Shigeru Yokota et Sakie Yokota, les parents de Megumi, Japonaise enlevée par la Corée du Nord quand elle avait 13 ans, lors d’une conférence de presse en décembre 2007.
Shigeru Yokota et Sakie Yokota, les parents de Megumi, Japonaise enlevée par la Corée du Nord quand elle avait 13 ans, lors d’une conférence de presse en décembre 2007. AFP

Figure attachante et émouvante de la lutte pour le rapatriement des Japonais enlevés dans les années 1970-1980 par des agents nord-coréens, à commencer par sa fille Megumi, Shigeru Yokota est mort le 5 juin, à Kawasaki, à l’âge de 87 ans. « Mon mari et moi avons fait de notre mieux ensemble, mais il est mort avant de revoir Megumi. Je suis bouleversée », a déclaré son épouse, Sakie, 84 ans, dans un communiqué, également signés par ses fils, Takuya et Tetsuya.

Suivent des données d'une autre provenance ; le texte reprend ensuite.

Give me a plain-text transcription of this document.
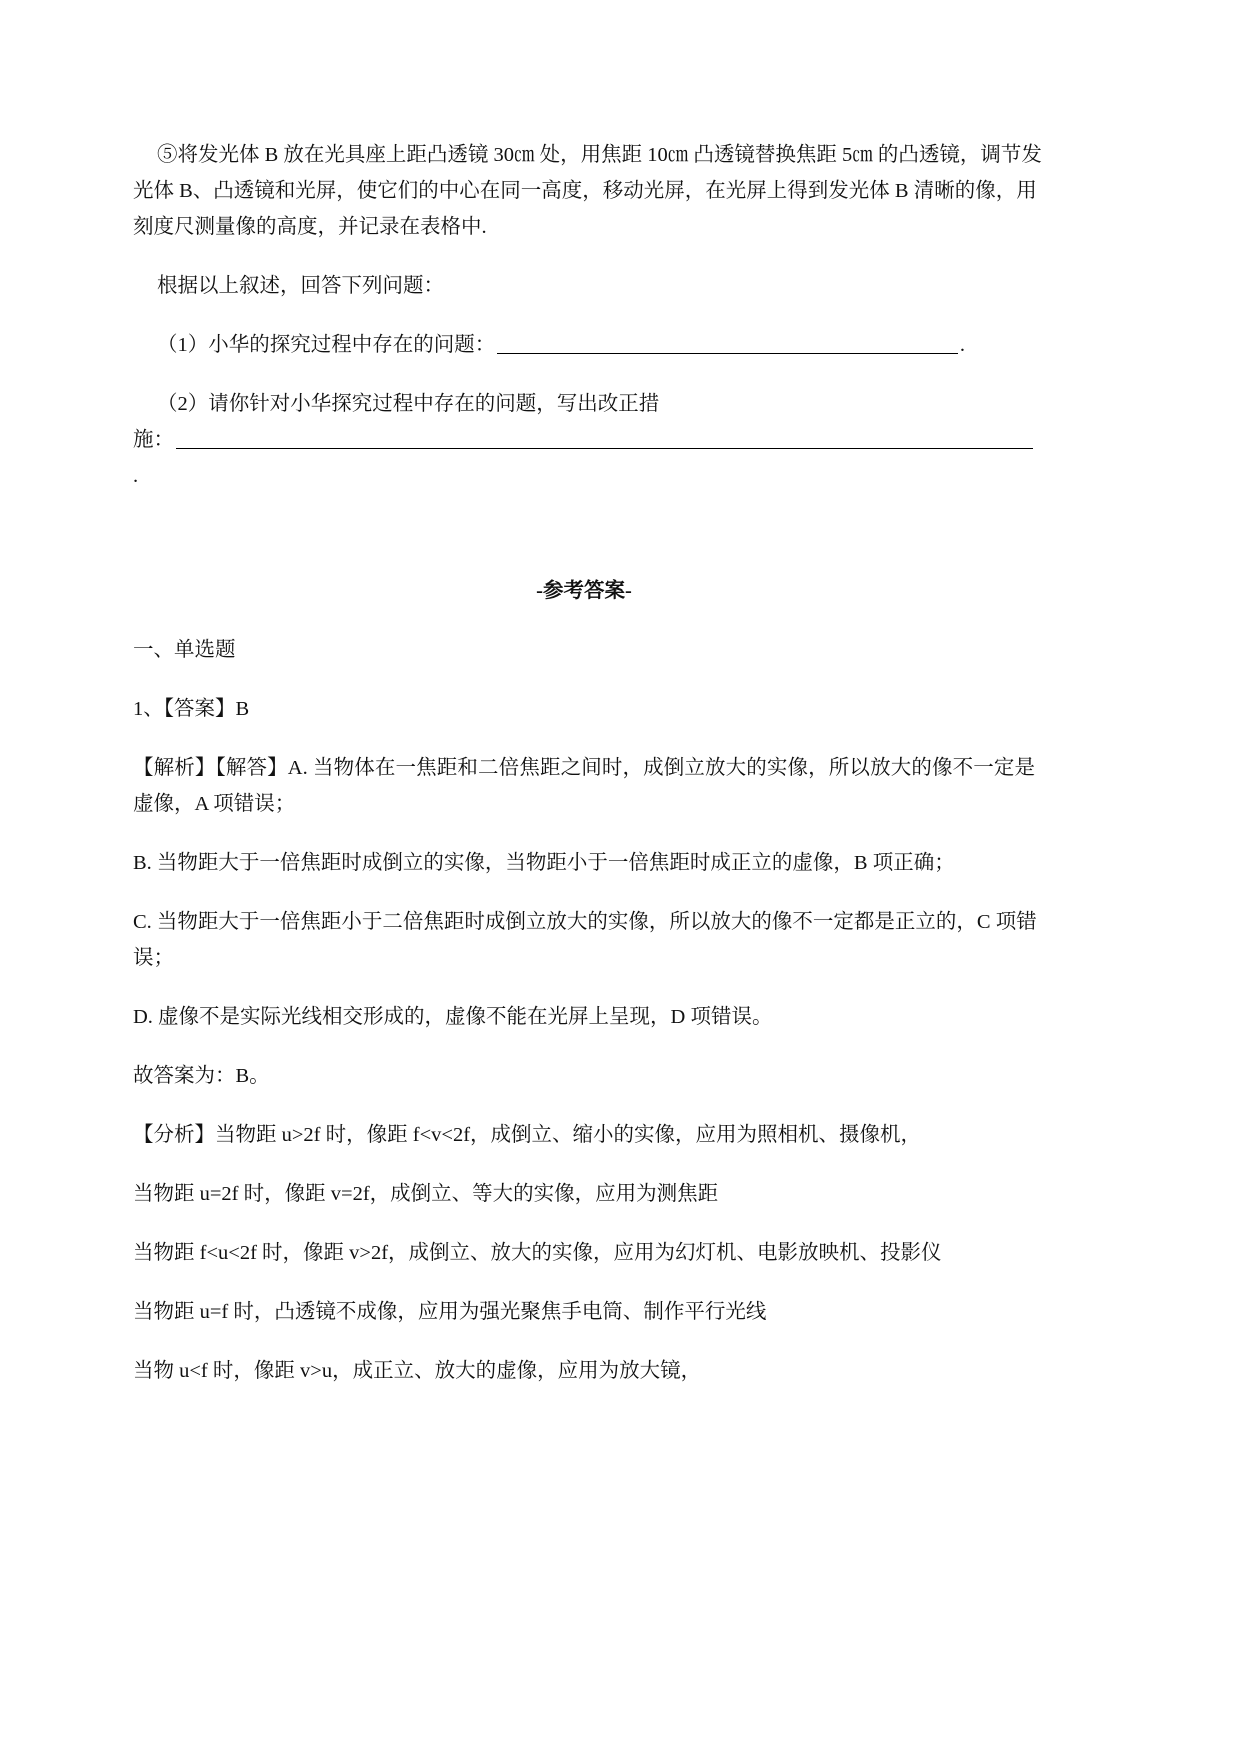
⑤将发光体 B 放在光具座上距凸透镜 30㎝ 处，用焦距 10㎝ 凸透镜替换焦距 5㎝ 的凸透镜，调节发
光体 B、凸透镜和光屏，使它们的中心在同一高度，移动光屏，在光屏上得到发光体 B 清晰的像，用
刻度尺测量像的高度，并记录在表格中.
根据以上叙述，回答下列问题：
（1）小华的探究过程中存在的问题：	.
（2）请你针对小华探究过程中存在的问题，写出改正措
施：
.
-参考答案-
一、单选题
1、【答案】B
【解析】【解答】A. 当物体在一焦距和二倍焦距之间时，成倒立放大的实像，所以放大的像不一定是
虚像，A 项错误；
B. 当物距大于一倍焦距时成倒立的实像，当物距小于一倍焦距时成正立的虚像，B 项正确；
C. 当物距大于一倍焦距小于二倍焦距时成倒立放大的实像，所以放大的像不一定都是正立的，C 项错
误；
D. 虚像不是实际光线相交形成的，虚像不能在光屏上呈现，D 项错误。
故答案为：B。
【分析】当物距 u>2f 时，像距 f<v<2f，成倒立、缩小的实像，应用为照相机、摄像机，
当物距 u=2f 时，像距 v=2f，成倒立、等大的实像，应用为测焦距
当物距 f<u<2f 时，像距 v>2f，成倒立、放大的实像，应用为幻灯机、电影放映机、投影仪
当物距 u=f 时，凸透镜不成像，应用为强光聚焦手电筒、制作平行光线
当物 u<f 时，像距 v>u，成正立、放大的虚像，应用为放大镜，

Le retour de sa fille fut le combat de la vie de Shigeru Yokota. Megumi avait 13 ans lorsqu’elle a disparu, un soir de novembre 1977, alors qu’elle rentrait à la maison après un entraînement de badminton au collège. A l’époque, la famille vivait dans un pavillon à Niigata (nord) sur la côte de la mer du Japon. Shigeru Yokota travaillait à la branche locale de la Banque du Japon.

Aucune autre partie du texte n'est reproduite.